Mit einer Überraschung ist am Sonnabend der Kreisparteitag der Börde-CDU ausgegangen: Eine knappe Mehrheit der Mitglieder stimmte für den Oschersleber Hans Walker, er erhielt 75 Stimmen. Der Wolmirstedter Martin Stichnoth, Wunschkandidat von Ex-Landrat Thomas Webel, bekam 70 Stimmen.

Haldensleben/Wolmirstedt. "Turbulent", wie vorausgesagt, wurde der Kreisparteitag der Börde-CDU nicht. Doch dafür war er umso spannender und überraschender. Zunächst hatte Kreisvorsitzender Holger Stahlknecht die 147 anwesenden Parteimitglieder auf die bevorstehenden Aufgaben im Landrats-Wahlkampf eingeschworen. "Heute ist ein richtungsweisender Tag. Nicht nur für unsere Partei, sondern auch für den Landkreis", sagte Stahlknecht bestimmt. Damit wollte er die Richtung vorgeben, dass die Börde-CDU geschlossen auftreten und in den Wahlkampf ziehen müsse.

Er erinnerte an die Wahl- erfolge, die die Partei im Landtagswahlkampf erreicht hatte, an die gewonnenen Direktmandate in den vier Wahlkreisen. "Wir stellen drei Minister im Land, alle sind da, wir könnten heute eine Kabinettssitzung abhalten. Wenn man das alles zugrunde legt, dann ist es doch dadurch entstanden, dass wir uns nicht mit uns selbst beschäftigt haben. Die Geschlossenheit ist das, was uns auszeichnet", so Stahlknecht, der auch keinen Zweifel aufkommen lassen wollte, dass die CDU die Landratswahl gewinnen werde.

Im Vorfeld hatte es in der Partei Unmut darüber gegeben, dass Ex-Landrat Thomas Webel den Wolmirstedter Martin Stichnoth als seinen Wunschnachfolger ins Kandidatengespräch gebracht hatte. Einige Parteimitglieder nahmen es ihm übel, daraus aus der Volksstimme erfahren zu müssen. Die CDU-Kreistagsfraktion brachte Mitte vergangener Woche einen Gegenkandidaten ins Spiel: den Oschersleber Hans Walker. Somit standen am Sonnabend zwei Bewerber zur Wahl.

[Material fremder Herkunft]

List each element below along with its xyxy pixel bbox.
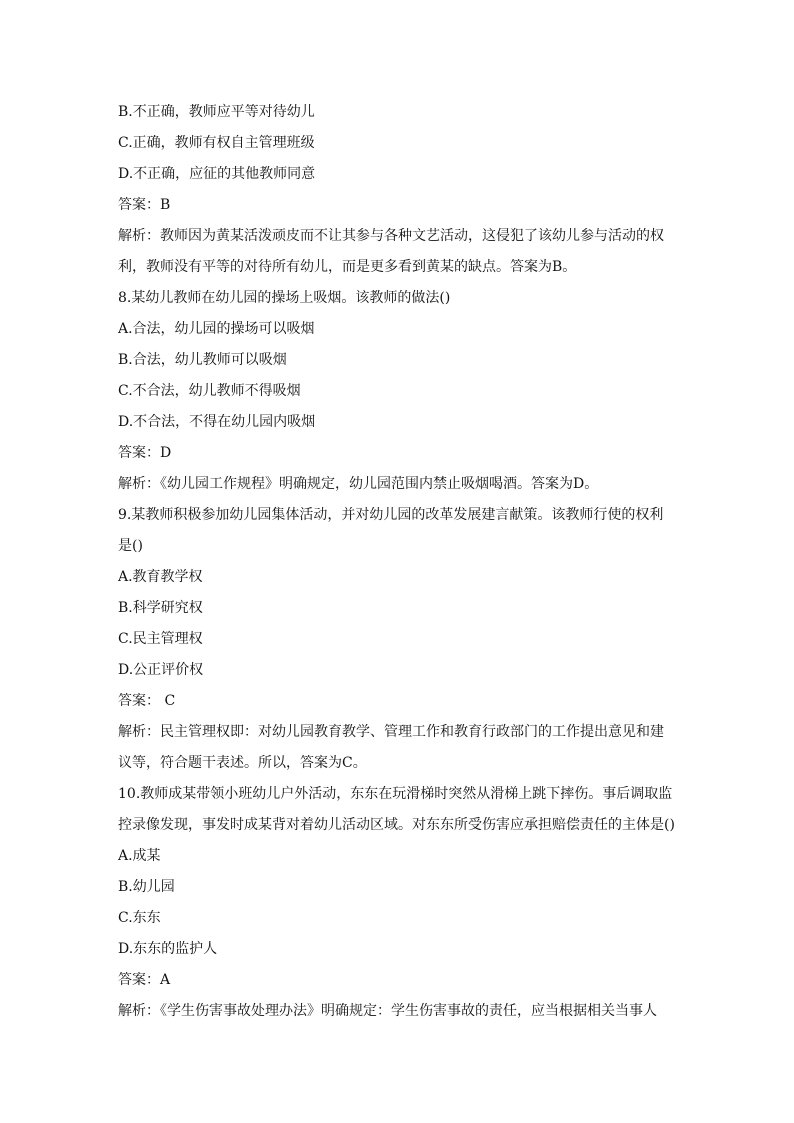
document-page bbox=[118, 97, 684, 1027]
text-line: 利，教师没有平等的对待所有幼儿，而是更多看到黄某的缺点。答案为B。 bbox=[118, 259, 577, 275]
text-line: C.东东 bbox=[118, 910, 161, 926]
text-line: B.合法，幼儿教师可以吸烟 bbox=[118, 352, 287, 368]
text-line: 是() bbox=[118, 538, 143, 554]
text-line: C.正确，教师有权自主管理班级 bbox=[118, 135, 315, 151]
text-line: C.民主管理权 bbox=[118, 631, 203, 647]
text-line: D.不合法，不得在幼儿园内吸烟 bbox=[118, 414, 316, 430]
text-line: B.不正确，教师应平等对待幼儿 bbox=[118, 104, 315, 120]
text-line: 8.某幼儿教师在幼儿园的操场上吸烟。该教师的做法() bbox=[118, 290, 451, 306]
text-line: B.幼儿园 bbox=[118, 879, 175, 895]
text-line: A.教育教学权 bbox=[118, 569, 203, 585]
text-line: A.合法，幼儿园的操场可以吸烟 bbox=[118, 321, 315, 337]
text-line: 答案：B bbox=[118, 197, 171, 213]
text-line: A.成某 bbox=[118, 848, 161, 864]
text-line: 解析：《幼儿园工作规程》明确规定，幼儿园范围内禁止吸烟喝酒。答案为D。 bbox=[118, 476, 599, 492]
text-line: 9.某教师积极参加幼儿园集体活动，并对幼儿园的改革发展建言献策。该教师行使的权利 bbox=[118, 507, 664, 523]
text-line: D.公正评价权 bbox=[118, 662, 204, 678]
text-line: 解析：民主管理权即：对幼儿园教育教学、管理工作和教育行政部门的工作提出意见和建 bbox=[118, 724, 664, 740]
text-line: 议等，符合题干表述。所以，答案为C。 bbox=[118, 755, 367, 771]
text-line: D.不正确，应征的其他教师同意 bbox=[118, 166, 316, 182]
text-line: 控录像发现，事发时成某背对着幼儿活动区域。对东东所受伤害应承担赔偿责任的主体是() bbox=[118, 817, 675, 833]
text-line: 答案： C bbox=[118, 693, 176, 709]
text-line: 10.教师成某带领小班幼儿户外活动，东东在玩滑梯时突然从滑梯上跳下摔伤。事后调取监 bbox=[118, 786, 673, 802]
text-line: 答案：A bbox=[118, 972, 171, 988]
text-line: 解析：《学生伤害事故处理办法》明确规定：学生伤害事故的责任，应当根据相关当事人 bbox=[118, 1003, 657, 1019]
text-line: 解析：教师因为黄某活泼顽皮而不让其参与各种文艺活动，这侵犯了该幼儿参与活动的权 bbox=[118, 228, 664, 244]
text-line: D.东东的监护人 bbox=[118, 941, 218, 957]
text-line: 答案：D bbox=[118, 445, 172, 461]
text-line: B.科学研究权 bbox=[118, 600, 203, 616]
text-line: C.不合法，幼儿教师不得吸烟 bbox=[118, 383, 301, 399]
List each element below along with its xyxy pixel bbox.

"Wenn wir heute wählen, und ganz egal, wen wir wählen, dann erwarte ich, dass derjenige die Unterstützung aller 800 Mitglieder im Kreisverband bekommt", beschwor Stahlknecht. Er verteidigte zudem die Vorgehensweise im Vorfeld: "Ein Landrat, der 20 Jahre die Geschicke des Landkreises maßgeblich bestimmt hat, hat auch das Recht, einen Vorschlag zu machen. Entschieden wird heute."

Und obwohl am Sonnabend mehr Parteimitglieder aus dem Norden des Landkreises anwesend waren, stimmte die knappe Mehrheit für den Kandidaten aus dem Süden. Von den 147 anwesenden Mitgliedern votierten nach der Vorstellungsrunde beider Bewerber in geheimer Wahl 75 für den Oschersleber Hans Walker, 70 für Martin Stichnoth.

Kreistagspräsident Dr. Karl-Heinz Daehre resümierte: "Das Ergebnis war knapp. Herr Stichnoth, sie haben ein respektables Ergebnis errungen. Sie sind noch jung, da kann noch viel blühen. Jetzt geht es darum, geschlossen zwischen Oebisfelde und Gröningen aufzutreten. Ich bin richtig stolz, dass wir nicht nur einen fruchtbaren Boden im Landkreis haben, sondern unsere Arbeit auch auf fruchtbaren Boden gefallen ist. Wir sind hervorragend aufgestellt. Jetzt müssen wir geschlossen auftreten und daran denken, dass wir eine christliche Partei sind."

Hans Walker bedankte sich für das ihm entgegengebrachte Vertrauen. Als sein Ziel nannte er, den Landkreis weiter zu einen, die Identifikation der Bürger mit dem Landkreis Börde weiter voranzubringen, das Gefühl der Geschlossenheit und Gemeinschaft zu befördern.

Für die Börde-CDU gehe es nun darum, Hans Walker im Norden mehr bekannt zu machen, so Stahlknecht.

Hans Walker (58 Jahre, verheiratet, zwei Kinder) war schon einmal Landrat. Von 1990 bis 1994 war er Landrat des Kreises Oschersleben. Walker ist derzeit Geschäftsführer der Wohnungsbau- und Verwaltungs GmbH "Bewos" in Oschersleben und seit 40 Jahren in der CDU.